President Obama on Tuesday asked Congress to consider the administration's plan to close the Guantanamo Bay detention facility, arguing that it's about "closing a chapter in our history."
"I am very clear-eyed about the hurdles to finally closing Guantanamo. The politics of this are tough. If it were easy, it would have happened years ago," Mr. Obama said. "But given the stakes involved for our security this plan deserves fair hearing. Even in an election year we should be able to have an open, honest good faith dialogue about how to ensure our national security."
"Let us do what is right for America," he added.
On Tuesday, the Pentagon formally submitted a plan to Congress to close the detention facility by continuing to transfer approved detainees abroad and moving the remainder to a facility in the United States -- a concept that faced stiff opposition in Congress even before the White House released made it public.
The plan contains four central components: Continue to transfer abroad those detainees who have already been approved for release; speed up the process of reviewing the remaining detainees to determine whether they must remain detained indefinitely; identify and improve legal tools to deal with the detainees who cannot be released; and work with Congress to find a location in the U.S. to house the remaining detainees who cannot be released because they pose an imminent threat to the U.S.
"I think a lot of the American public are worried about terrorism and in their mind the notion of having terrorists held in the United States rather than in some distant place can be scary. But part of my message to the American people is we're already holding a bunch of really dangerous terrorists in the United States because we threw the book at them and there have been no incidents. We've managed it just fine," Mr. Obama said Tuesday.
The president pledged to close the prison during his 2008 campaign for president and said last year that if he could go back to the start of his presidency, "I would've closed Guantanamo on the first day."
He has long argued that Guantanamo Bay is inconsistent with U.S. values, provides a valuable recruiting tool for terrorists, causes friction with U.S. allies and is a huge cost burden.
Senior administration officials who briefed reporters on the plan were optimistic that 35 of the 91 prisoners that remain there -- mostly Yemeni nationals -- could be transferred abroad in the next several months, CBS News State Department Correspondent Margaret Brennan reports. Fewer than 60 remaining prisoners would be transferred to the U.S., 46 of whom would be screened by the Periodic Review Board for potential release. Ten prisoners are already in the military commission process, and the administration plans to work with Congress to find a location in the U.S. to securely hold detainees who would be subject to military court trial.
The Defense Department estimates it will cost between $290 and $475 million to set up these facilities, up to $85 million less per year than keeping Guantanamo open.
When he spoke Tuesday, Mr. Obama noted that former President Bush wanted to close the facility, as did 2008 Republican presidential nominee John McCain. But he acknowledged that opposition to closing the prison remains high, in part because of "fears of the public that have been fanned oftentimes by misinformation."
Yet the president's statement was greeted almost immediately with a rejection from House Speaker Paul Ryan, R-Wisconsin.
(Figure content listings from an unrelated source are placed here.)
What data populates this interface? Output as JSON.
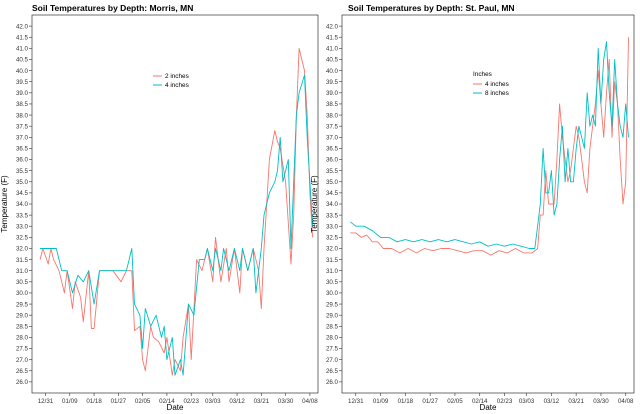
{
  "colors": {
    "red": "#F8766D",
    "teal": "#00BFC4",
    "frame": "#333333"
  },
  "chart_data": [
    {
      "type": "line",
      "title": "Soil Temperatures by Depth: Morris, MN",
      "xlabel": "Date",
      "ylabel": "Temperature (F)",
      "ylim": [
        25.5,
        42.5
      ],
      "xlim": [
        "2020-12-26",
        "2021-04-11"
      ],
      "grid": false,
      "legend_title": "",
      "legend_position": "top-center",
      "x_ticks": [
        "12/31",
        "01/09",
        "01/18",
        "01/27",
        "02/05",
        "02/14",
        "02/23",
        "03/03",
        "03/12",
        "03/21",
        "03/30",
        "04/08"
      ],
      "y_ticks": [
        "26.0",
        "26.5",
        "27.0",
        "27.5",
        "28.0",
        "28.5",
        "29.0",
        "29.5",
        "30.0",
        "30.5",
        "31.0",
        "31.5",
        "32.0",
        "32.5",
        "33.0",
        "33.5",
        "34.0",
        "34.5",
        "35.0",
        "35.5",
        "36.0",
        "36.5",
        "37.0",
        "37.5",
        "38.0",
        "38.5",
        "39.0",
        "39.5",
        "40.0",
        "40.5",
        "41.0",
        "41.5",
        "42.0"
      ],
      "series": [
        {
          "name": "2 inches",
          "color": "#F8766D",
          "x": [
            "2020-12-29",
            "2020-12-30",
            "2021-01-01",
            "2021-01-02",
            "2021-01-03",
            "2021-01-05",
            "2021-01-07",
            "2021-01-08",
            "2021-01-10",
            "2021-01-11",
            "2021-01-13",
            "2021-01-14",
            "2021-01-16",
            "2021-01-17",
            "2021-01-18",
            "2021-01-20",
            "2021-01-22",
            "2021-01-25",
            "2021-01-28",
            "2021-01-30",
            "2021-02-01",
            "2021-02-02",
            "2021-02-04",
            "2021-02-05",
            "2021-02-06",
            "2021-02-08",
            "2021-02-09",
            "2021-02-11",
            "2021-02-13",
            "2021-02-14",
            "2021-02-16",
            "2021-02-17",
            "2021-02-19",
            "2021-02-20",
            "2021-02-22",
            "2021-02-23",
            "2021-02-25",
            "2021-02-27",
            "2021-03-01",
            "2021-03-03",
            "2021-03-04",
            "2021-03-06",
            "2021-03-08",
            "2021-03-09",
            "2021-03-11",
            "2021-03-13",
            "2021-03-14",
            "2021-03-16",
            "2021-03-18",
            "2021-03-20",
            "2021-03-21",
            "2021-03-22",
            "2021-03-24",
            "2021-03-26",
            "2021-03-27",
            "2021-03-28",
            "2021-03-30",
            "2021-04-01",
            "2021-04-02",
            "2021-04-03",
            "2021-04-04",
            "2021-04-06",
            "2021-04-07",
            "2021-04-08",
            "2021-04-09"
          ],
          "y": [
            31.5,
            32.0,
            31.3,
            32.0,
            31.5,
            31.0,
            30.0,
            31.0,
            29.3,
            30.5,
            29.8,
            28.7,
            31.0,
            28.4,
            28.4,
            31.0,
            31.0,
            31.0,
            30.5,
            31.0,
            31.0,
            28.3,
            28.5,
            27.0,
            26.5,
            28.5,
            28.0,
            27.8,
            27.3,
            28.0,
            26.3,
            27.0,
            26.5,
            28.0,
            29.5,
            27.0,
            31.5,
            31.0,
            32.0,
            30.5,
            32.5,
            30.5,
            32.0,
            30.5,
            32.0,
            30.0,
            32.0,
            31.0,
            32.0,
            31.0,
            29.3,
            32.0,
            36.0,
            37.3,
            36.8,
            36.5,
            35.0,
            31.3,
            33.5,
            38.0,
            41.0,
            40.0,
            38.0,
            34.5,
            32.5
          ]
        },
        {
          "name": "4 inches",
          "color": "#00BFC4",
          "x": [
            "2020-12-29",
            "2021-01-01",
            "2021-01-04",
            "2021-01-06",
            "2021-01-08",
            "2021-01-10",
            "2021-01-12",
            "2021-01-14",
            "2021-01-16",
            "2021-01-18",
            "2021-01-20",
            "2021-01-22",
            "2021-01-26",
            "2021-01-30",
            "2021-02-01",
            "2021-02-02",
            "2021-02-04",
            "2021-02-05",
            "2021-02-06",
            "2021-02-08",
            "2021-02-10",
            "2021-02-12",
            "2021-02-13",
            "2021-02-14",
            "2021-02-16",
            "2021-02-17",
            "2021-02-19",
            "2021-02-20",
            "2021-02-22",
            "2021-02-24",
            "2021-02-26",
            "2021-02-28",
            "2021-03-01",
            "2021-03-03",
            "2021-03-04",
            "2021-03-06",
            "2021-03-07",
            "2021-03-09",
            "2021-03-11",
            "2021-03-13",
            "2021-03-14",
            "2021-03-16",
            "2021-03-18",
            "2021-03-19",
            "2021-03-21",
            "2021-03-22",
            "2021-03-24",
            "2021-03-26",
            "2021-03-27",
            "2021-03-28",
            "2021-03-29",
            "2021-03-31",
            "2021-04-01",
            "2021-04-03",
            "2021-04-04",
            "2021-04-06",
            "2021-04-07",
            "2021-04-08",
            "2021-04-09"
          ],
          "y": [
            32.0,
            32.0,
            32.0,
            31.0,
            31.0,
            30.0,
            30.8,
            30.5,
            31.0,
            29.5,
            31.0,
            31.0,
            31.0,
            31.0,
            32.0,
            29.5,
            29.0,
            27.5,
            29.3,
            28.5,
            29.0,
            28.0,
            28.5,
            27.0,
            28.0,
            26.3,
            27.0,
            26.3,
            29.5,
            29.0,
            31.5,
            31.5,
            32.0,
            31.0,
            32.0,
            31.0,
            32.0,
            31.0,
            32.0,
            31.0,
            32.0,
            31.0,
            32.0,
            30.0,
            32.0,
            33.5,
            34.5,
            35.0,
            35.5,
            37.0,
            35.0,
            36.0,
            32.0,
            38.0,
            39.0,
            39.8,
            37.0,
            35.0,
            33.0
          ]
        }
      ]
    },
    {
      "type": "line",
      "title": "Soil Temperatures by Depth: St. Paul, MN",
      "xlabel": "Date",
      "ylabel": "Temperature (F)",
      "ylim": [
        25.5,
        42.5
      ],
      "xlim": [
        "2020-12-26",
        "2021-04-11"
      ],
      "grid": false,
      "legend_title": "Inches",
      "legend_position": "top-center",
      "x_ticks": [
        "12/31",
        "01/09",
        "01/18",
        "01/27",
        "02/05",
        "02/14",
        "02/23",
        "03/03",
        "03/12",
        "03/21",
        "03/30",
        "04/08"
      ],
      "y_ticks": [
        "26.0",
        "26.5",
        "27.0",
        "27.5",
        "28.0",
        "28.5",
        "29.0",
        "29.5",
        "30.0",
        "30.5",
        "31.0",
        "31.5",
        "32.0",
        "32.5",
        "33.0",
        "33.5",
        "34.0",
        "34.5",
        "35.0",
        "35.5",
        "36.0",
        "36.5",
        "37.0",
        "37.5",
        "38.0",
        "38.5",
        "39.0",
        "39.5",
        "40.0",
        "40.5",
        "41.0",
        "41.5",
        "42.0"
      ],
      "series": [
        {
          "name": "4 inches",
          "color": "#F8766D",
          "x": [
            "2020-12-29",
            "2020-12-31",
            "2021-01-02",
            "2021-01-04",
            "2021-01-06",
            "2021-01-08",
            "2021-01-10",
            "2021-01-13",
            "2021-01-16",
            "2021-01-19",
            "2021-01-22",
            "2021-01-25",
            "2021-01-28",
            "2021-01-31",
            "2021-02-03",
            "2021-02-06",
            "2021-02-09",
            "2021-02-12",
            "2021-02-15",
            "2021-02-18",
            "2021-02-21",
            "2021-02-24",
            "2021-02-27",
            "2021-03-02",
            "2021-03-05",
            "2021-03-07",
            "2021-03-08",
            "2021-03-09",
            "2021-03-10",
            "2021-03-11",
            "2021-03-13",
            "2021-03-14",
            "2021-03-15",
            "2021-03-16",
            "2021-03-18",
            "2021-03-19",
            "2021-03-20",
            "2021-03-21",
            "2021-03-22",
            "2021-03-23",
            "2021-03-24",
            "2021-03-25",
            "2021-03-26",
            "2021-03-28",
            "2021-03-29",
            "2021-03-30",
            "2021-03-31",
            "2021-04-01",
            "2021-04-02",
            "2021-04-03",
            "2021-04-04",
            "2021-04-05",
            "2021-04-06",
            "2021-04-07",
            "2021-04-08",
            "2021-04-09"
          ],
          "y": [
            32.7,
            32.7,
            32.5,
            32.6,
            32.3,
            32.3,
            32.0,
            32.0,
            31.8,
            32.0,
            31.8,
            32.0,
            31.9,
            32.0,
            32.0,
            31.9,
            31.8,
            31.9,
            31.9,
            31.7,
            31.9,
            31.8,
            32.0,
            31.8,
            31.8,
            32.0,
            33.5,
            33.5,
            35.5,
            34.0,
            34.0,
            36.0,
            38.5,
            37.0,
            35.0,
            35.5,
            36.5,
            37.5,
            37.0,
            36.0,
            35.0,
            34.5,
            36.5,
            38.5,
            40.0,
            38.5,
            37.0,
            39.0,
            40.5,
            37.0,
            39.5,
            38.5,
            36.0,
            34.0,
            35.0,
            41.5
          ]
        },
        {
          "name": "8 inches",
          "color": "#00BFC4",
          "x": [
            "2020-12-29",
            "2020-12-31",
            "2021-01-03",
            "2021-01-06",
            "2021-01-09",
            "2021-01-12",
            "2021-01-15",
            "2021-01-18",
            "2021-01-21",
            "2021-01-24",
            "2021-01-27",
            "2021-01-30",
            "2021-02-02",
            "2021-02-05",
            "2021-02-08",
            "2021-02-11",
            "2021-02-14",
            "2021-02-17",
            "2021-02-20",
            "2021-02-23",
            "2021-02-26",
            "2021-03-01",
            "2021-03-04",
            "2021-03-06",
            "2021-03-07",
            "2021-03-08",
            "2021-03-09",
            "2021-03-10",
            "2021-03-11",
            "2021-03-12",
            "2021-03-13",
            "2021-03-14",
            "2021-03-15",
            "2021-03-16",
            "2021-03-17",
            "2021-03-18",
            "2021-03-19",
            "2021-03-20",
            "2021-03-21",
            "2021-03-22",
            "2021-03-23",
            "2021-03-24",
            "2021-03-25",
            "2021-03-26",
            "2021-03-27",
            "2021-03-28",
            "2021-03-29",
            "2021-03-30",
            "2021-03-31",
            "2021-04-01",
            "2021-04-02",
            "2021-04-03",
            "2021-04-04",
            "2021-04-05",
            "2021-04-06",
            "2021-04-07",
            "2021-04-08",
            "2021-04-09"
          ],
          "y": [
            33.2,
            33.0,
            33.0,
            32.8,
            32.5,
            32.5,
            32.3,
            32.4,
            32.3,
            32.4,
            32.3,
            32.4,
            32.3,
            32.4,
            32.3,
            32.2,
            32.3,
            32.1,
            32.2,
            32.1,
            32.2,
            32.1,
            32.0,
            32.0,
            33.0,
            34.0,
            36.5,
            34.5,
            34.5,
            35.5,
            33.5,
            34.0,
            36.0,
            37.5,
            35.0,
            36.5,
            35.0,
            35.0,
            36.5,
            37.5,
            37.0,
            36.5,
            39.0,
            37.5,
            38.0,
            37.5,
            41.0,
            38.5,
            40.5,
            41.3,
            39.0,
            37.5,
            40.5,
            38.5,
            37.5,
            37.0,
            38.5,
            37.0
          ]
        }
      ]
    }
  ]
}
"His proposal fails to provide critical details required by law, including the exact cost and location of an alternate detention facility," Ryan said in a statement. "Congress has left no room for confusion. It is against the law -- and it will stay against the law -- to transfer terrorist detainees to American soil. We will not jeopardize our national security over a campaign promise."
Last month, Congress passed a $607 billion defense policy bill that bars the president from transferring any of the remaining detainees to the U.S. Mr. Obama signed the bill, but he included a signing statement warning that, "Under certain circumstances, the provisions in this bill concerning detainee transfers would violate constitutional separation of powers principles."
The administration's plan purposefully does not identify a specific location to house the detainees and instead proposes working with Congress to find one. The Pentagon mentions 13 potential facilities in its proposal but surveyed even more than that.
In an interview Tuesday on WMAL Radio, House Armed Services Committee Chairman Rep. Mac Thornberry, R-Texas, said he was at least willing to hold a hearing on the president's plan.
But after the plan was released he said that would be "impossible" because the White House had withheld "critical details."
"Among the information missing is the proposed location for a new detention facility. More than seven years after he first ordered the detention center at GTMO closed, I find it telling that the White House has either failed to work out these important details or they know, but refuse to disclose them, to the American public. It suggests to me that the President is more interested in fulfilling a campaign promise at any cost, than in transparently addressing the risk associated with bringing terrorists to the United States," Thornberry said.
Additionally, Republican Sens. Richard Burr of North Carolina, Kelly Ayotte of New Hampshire, Tom Cotton of Arkansas and Marco Rubio of Florida -- who is also running for the Republican nomination -- introduced a bill Monday requiring the president to get congressional approval to modify, terminate, abandon or transfer the lease of the land that currently contains Naval Station Guantanamo Bay.